As director of external relations, a job Iñiguez held for 13 years, he smartly laid the ground work for IE’s emergence as a global player. “He was a maverick,” recalls Ángel Cabrera, dean of IE for four years from 2000 to 2004 and now president of George Mason University. “He understood branding and the power of communications. When I was dean my role was really to try to steer the school from what was at the time a very good Spanish and regional school in Latin America and turn it into a truly global school. That is what Santiago has done and taken it to a higher level. At the time, we had to figure out a way to tell our story to the international media and that is where he played a very important role.”

PUTTING FEET ON THE GROUND IN 26 COUNTRIES TO PROMOTE & MARKET IE

Cabrera says that Iniguez launched a campaign to have “feet on the ground” in key markets all over the world, reaching out to local leaders and the media, recruiting students, and cultivating local alumni. “Having someone on the ground who can tell the story of the school made a very big difference and he started it,” praises Cabrera. By 2004, when Iniguez succeeded Cabrera as dean, the school boasted eight offices in seven countries, initially Latin America because it would be more closely aligned with Spain and its traditions. Today, IE has 28 different offices in 26 countries.

“In Latin America, IE identified a lot of people who were smart and poised and brought them into Spain for management training,” says Bach, the former IE strategy professor who served as associate dean of the MBA program and then dean of programs until his departure for Yale in 2012. “These people ended up doing very well. By adding a lot of value to people who would not have necessarily been the most sought after by London Business School, INSEAD and the U.S. schools really helped put the school on the map. Over time, we got better and better students and more from Europe and Asia.”

The network was and remains essential to the school’s success—and a strategy copied by several other schools. “We cannot rely solely on our brand (to attract students), particularly because the brands of our American and European competitors are very strong,” says Iñiguez. “Brown University doesn’t need to do marketing to attract applicants. We need to run lots of initiatives in order to attract applicants from the U.S., the Middle East and China.”
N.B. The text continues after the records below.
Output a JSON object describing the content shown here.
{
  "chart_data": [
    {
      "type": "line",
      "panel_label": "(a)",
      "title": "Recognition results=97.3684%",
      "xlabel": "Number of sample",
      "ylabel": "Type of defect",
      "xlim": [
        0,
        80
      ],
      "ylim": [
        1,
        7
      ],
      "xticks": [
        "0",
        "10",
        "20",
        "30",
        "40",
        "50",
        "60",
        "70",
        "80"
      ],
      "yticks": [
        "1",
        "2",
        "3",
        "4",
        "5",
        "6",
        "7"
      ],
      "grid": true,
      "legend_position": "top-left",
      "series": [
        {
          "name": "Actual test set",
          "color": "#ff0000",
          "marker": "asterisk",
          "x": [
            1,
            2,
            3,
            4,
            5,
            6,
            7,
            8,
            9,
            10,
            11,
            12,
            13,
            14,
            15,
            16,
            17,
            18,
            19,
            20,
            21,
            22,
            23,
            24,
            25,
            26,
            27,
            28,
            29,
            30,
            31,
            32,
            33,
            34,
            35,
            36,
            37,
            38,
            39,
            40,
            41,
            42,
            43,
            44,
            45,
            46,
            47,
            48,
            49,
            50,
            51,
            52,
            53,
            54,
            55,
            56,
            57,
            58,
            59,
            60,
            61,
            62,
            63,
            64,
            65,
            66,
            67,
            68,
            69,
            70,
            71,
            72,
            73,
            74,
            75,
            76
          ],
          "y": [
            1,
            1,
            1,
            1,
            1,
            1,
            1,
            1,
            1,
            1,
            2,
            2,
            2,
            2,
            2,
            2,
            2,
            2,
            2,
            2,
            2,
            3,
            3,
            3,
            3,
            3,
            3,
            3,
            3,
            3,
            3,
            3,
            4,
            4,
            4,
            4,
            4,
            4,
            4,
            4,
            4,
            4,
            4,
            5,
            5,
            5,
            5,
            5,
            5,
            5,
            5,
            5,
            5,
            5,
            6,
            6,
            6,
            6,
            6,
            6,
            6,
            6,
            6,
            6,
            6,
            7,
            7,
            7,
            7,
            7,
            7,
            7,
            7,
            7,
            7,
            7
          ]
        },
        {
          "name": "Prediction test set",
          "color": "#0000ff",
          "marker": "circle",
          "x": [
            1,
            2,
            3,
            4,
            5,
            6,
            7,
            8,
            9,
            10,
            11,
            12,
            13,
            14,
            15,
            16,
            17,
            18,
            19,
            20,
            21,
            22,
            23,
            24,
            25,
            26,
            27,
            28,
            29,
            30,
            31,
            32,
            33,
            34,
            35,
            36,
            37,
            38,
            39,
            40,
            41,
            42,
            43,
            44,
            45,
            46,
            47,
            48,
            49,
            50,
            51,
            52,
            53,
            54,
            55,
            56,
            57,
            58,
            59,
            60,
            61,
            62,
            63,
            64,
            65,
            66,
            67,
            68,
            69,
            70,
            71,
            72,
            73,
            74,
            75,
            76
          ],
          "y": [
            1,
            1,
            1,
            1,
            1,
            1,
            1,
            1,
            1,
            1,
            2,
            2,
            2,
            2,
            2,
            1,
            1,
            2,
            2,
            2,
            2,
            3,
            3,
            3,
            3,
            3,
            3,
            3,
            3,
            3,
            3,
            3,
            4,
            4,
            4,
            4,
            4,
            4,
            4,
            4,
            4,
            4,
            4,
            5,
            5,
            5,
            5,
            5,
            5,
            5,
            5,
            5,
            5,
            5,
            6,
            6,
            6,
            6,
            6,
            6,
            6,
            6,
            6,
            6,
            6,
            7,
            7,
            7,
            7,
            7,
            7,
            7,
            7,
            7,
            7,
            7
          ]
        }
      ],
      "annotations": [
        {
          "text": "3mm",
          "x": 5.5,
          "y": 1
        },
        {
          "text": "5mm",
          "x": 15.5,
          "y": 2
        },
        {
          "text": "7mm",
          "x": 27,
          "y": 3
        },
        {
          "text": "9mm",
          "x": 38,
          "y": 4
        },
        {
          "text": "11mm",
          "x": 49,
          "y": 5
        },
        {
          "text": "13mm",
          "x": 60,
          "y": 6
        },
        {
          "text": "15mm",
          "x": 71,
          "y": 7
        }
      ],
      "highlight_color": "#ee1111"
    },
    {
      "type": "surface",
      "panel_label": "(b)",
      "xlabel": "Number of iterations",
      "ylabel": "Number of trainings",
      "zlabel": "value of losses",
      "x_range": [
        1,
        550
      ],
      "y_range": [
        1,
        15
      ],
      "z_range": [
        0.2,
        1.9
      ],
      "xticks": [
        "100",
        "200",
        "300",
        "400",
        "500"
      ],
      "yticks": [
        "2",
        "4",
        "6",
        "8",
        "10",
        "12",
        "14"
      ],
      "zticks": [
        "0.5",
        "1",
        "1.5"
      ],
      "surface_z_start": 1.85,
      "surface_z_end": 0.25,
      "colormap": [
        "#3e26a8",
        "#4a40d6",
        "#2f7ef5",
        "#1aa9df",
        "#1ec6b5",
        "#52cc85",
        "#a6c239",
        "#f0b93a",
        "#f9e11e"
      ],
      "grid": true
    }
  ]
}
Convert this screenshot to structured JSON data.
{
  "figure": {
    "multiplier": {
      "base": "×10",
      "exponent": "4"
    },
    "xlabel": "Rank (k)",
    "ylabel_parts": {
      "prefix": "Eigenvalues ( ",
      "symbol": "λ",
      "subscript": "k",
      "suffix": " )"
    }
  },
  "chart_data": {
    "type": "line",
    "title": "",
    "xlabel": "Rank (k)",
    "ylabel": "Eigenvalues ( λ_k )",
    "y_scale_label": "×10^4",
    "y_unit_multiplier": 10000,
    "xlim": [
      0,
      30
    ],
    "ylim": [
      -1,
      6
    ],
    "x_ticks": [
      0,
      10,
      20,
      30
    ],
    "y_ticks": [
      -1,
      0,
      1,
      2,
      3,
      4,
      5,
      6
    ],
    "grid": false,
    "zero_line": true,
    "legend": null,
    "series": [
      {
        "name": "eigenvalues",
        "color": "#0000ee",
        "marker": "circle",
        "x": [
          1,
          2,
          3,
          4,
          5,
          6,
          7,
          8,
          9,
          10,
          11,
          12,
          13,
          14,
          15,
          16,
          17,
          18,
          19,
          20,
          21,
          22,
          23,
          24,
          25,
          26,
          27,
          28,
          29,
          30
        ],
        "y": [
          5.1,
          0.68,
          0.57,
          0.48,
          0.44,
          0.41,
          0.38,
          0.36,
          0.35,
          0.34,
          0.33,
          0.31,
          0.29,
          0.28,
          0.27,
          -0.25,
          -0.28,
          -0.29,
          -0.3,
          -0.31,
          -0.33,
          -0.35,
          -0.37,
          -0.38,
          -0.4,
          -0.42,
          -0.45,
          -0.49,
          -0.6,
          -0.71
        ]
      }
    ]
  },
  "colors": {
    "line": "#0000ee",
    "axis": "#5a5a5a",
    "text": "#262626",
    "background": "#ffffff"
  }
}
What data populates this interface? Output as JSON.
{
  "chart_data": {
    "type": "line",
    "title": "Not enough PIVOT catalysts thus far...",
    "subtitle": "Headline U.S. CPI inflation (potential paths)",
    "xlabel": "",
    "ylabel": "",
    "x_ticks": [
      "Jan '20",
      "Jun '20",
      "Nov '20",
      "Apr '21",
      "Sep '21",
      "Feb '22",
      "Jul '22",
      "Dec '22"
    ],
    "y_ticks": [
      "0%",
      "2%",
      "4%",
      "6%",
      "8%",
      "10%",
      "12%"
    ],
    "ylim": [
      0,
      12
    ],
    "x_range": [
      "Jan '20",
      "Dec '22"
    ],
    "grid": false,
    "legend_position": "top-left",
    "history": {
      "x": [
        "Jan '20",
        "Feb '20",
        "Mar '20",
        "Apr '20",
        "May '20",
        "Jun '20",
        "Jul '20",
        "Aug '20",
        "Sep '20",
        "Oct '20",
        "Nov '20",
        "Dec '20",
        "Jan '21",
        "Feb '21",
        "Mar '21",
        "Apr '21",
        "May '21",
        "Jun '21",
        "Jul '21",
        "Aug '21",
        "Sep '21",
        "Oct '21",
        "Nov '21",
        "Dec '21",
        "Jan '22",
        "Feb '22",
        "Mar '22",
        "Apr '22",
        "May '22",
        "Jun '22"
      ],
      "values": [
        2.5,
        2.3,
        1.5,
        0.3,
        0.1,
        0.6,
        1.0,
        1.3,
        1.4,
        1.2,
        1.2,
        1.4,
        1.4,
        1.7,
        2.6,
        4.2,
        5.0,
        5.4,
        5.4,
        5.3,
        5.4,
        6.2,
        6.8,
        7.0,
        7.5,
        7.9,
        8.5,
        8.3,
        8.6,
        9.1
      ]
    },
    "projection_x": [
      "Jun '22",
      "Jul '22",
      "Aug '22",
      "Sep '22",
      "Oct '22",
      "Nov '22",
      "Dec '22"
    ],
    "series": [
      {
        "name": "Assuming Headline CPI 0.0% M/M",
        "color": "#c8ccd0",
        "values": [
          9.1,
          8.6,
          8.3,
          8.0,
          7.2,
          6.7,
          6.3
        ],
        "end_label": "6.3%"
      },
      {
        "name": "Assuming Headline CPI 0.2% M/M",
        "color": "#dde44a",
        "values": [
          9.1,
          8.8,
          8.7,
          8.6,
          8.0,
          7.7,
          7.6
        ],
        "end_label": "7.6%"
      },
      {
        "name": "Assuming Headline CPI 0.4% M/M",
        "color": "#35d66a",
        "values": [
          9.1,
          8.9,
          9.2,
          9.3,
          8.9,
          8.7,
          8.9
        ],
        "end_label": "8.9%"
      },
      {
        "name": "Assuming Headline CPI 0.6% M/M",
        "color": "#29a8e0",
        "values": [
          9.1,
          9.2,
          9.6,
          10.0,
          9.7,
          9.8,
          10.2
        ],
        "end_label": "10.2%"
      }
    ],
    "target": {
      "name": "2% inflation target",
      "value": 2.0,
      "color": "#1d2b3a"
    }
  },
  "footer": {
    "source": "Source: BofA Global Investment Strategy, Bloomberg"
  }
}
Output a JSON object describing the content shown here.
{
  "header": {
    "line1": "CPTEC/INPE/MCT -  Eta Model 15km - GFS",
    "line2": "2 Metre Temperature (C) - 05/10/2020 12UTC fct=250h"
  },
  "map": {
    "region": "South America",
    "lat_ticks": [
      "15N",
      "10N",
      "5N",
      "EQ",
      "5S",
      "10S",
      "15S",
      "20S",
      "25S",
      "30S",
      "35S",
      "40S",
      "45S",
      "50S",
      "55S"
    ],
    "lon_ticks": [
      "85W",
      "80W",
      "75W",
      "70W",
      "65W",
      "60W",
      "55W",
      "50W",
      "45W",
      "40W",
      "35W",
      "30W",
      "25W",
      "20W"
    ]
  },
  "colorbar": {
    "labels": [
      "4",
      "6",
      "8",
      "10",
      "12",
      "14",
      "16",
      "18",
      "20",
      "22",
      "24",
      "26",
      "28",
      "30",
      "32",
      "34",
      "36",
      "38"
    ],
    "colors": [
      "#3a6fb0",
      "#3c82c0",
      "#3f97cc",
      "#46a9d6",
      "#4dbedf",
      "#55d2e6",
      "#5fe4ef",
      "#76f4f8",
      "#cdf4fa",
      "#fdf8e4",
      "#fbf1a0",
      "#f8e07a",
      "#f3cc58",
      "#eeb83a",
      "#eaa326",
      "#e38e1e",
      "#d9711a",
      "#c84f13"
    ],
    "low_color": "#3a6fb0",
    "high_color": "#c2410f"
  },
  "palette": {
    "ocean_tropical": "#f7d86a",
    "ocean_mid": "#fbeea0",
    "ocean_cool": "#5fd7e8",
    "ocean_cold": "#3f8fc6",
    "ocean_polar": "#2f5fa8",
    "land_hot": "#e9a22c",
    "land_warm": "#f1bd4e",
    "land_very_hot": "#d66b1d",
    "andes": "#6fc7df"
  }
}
‘WE NEEDED TO ACHIEVE SIZE AND SCALE’

He also had to overhaul the school’s offerings to make IE more appealing to global candidates. When Iñiguez became dean, the school’s portfolio consisted of an MBA, an executive MBA, and master’s degree programs in e-business, human resources management and marketing. Roughly 70% of those programs were taught in Spanish. Iniguez strongly believed the school had to build a much larger menu of programs, teach them largely in English, and expand the reach of the school far beyond Spain’s borders.

“One of the main ideas I had was that in order to become a truly global business school we needed to achieve size and scale and develop a full service strategy,” says Iñiguez. “So one goal was to become a full service, vertically integrated school. The other vector of diversification was markets. Spain is a relatively small market in comparison to others, and we couldn’t actually depend on the Spanish market. Diversification has actually built a shield for us. We are not dependent on a single market, definitely not on Spain. If we were, the past financial crisis would have killed us.”

To go global, however, meant teaching most programs in English and hiring the faculty to do so. “One of the principles I tried to implement is that we should run all our programs by default in English,” Iñiguez explains. “You can imagine there were lots of people who defended our Spanish programs. But we realized that if we wanted to compete globally, we had to use English as the lingua franca of the school. It’s the language of higher education and of business globally. Every new program is now in English. It is an exception to launch a program in Spanish.”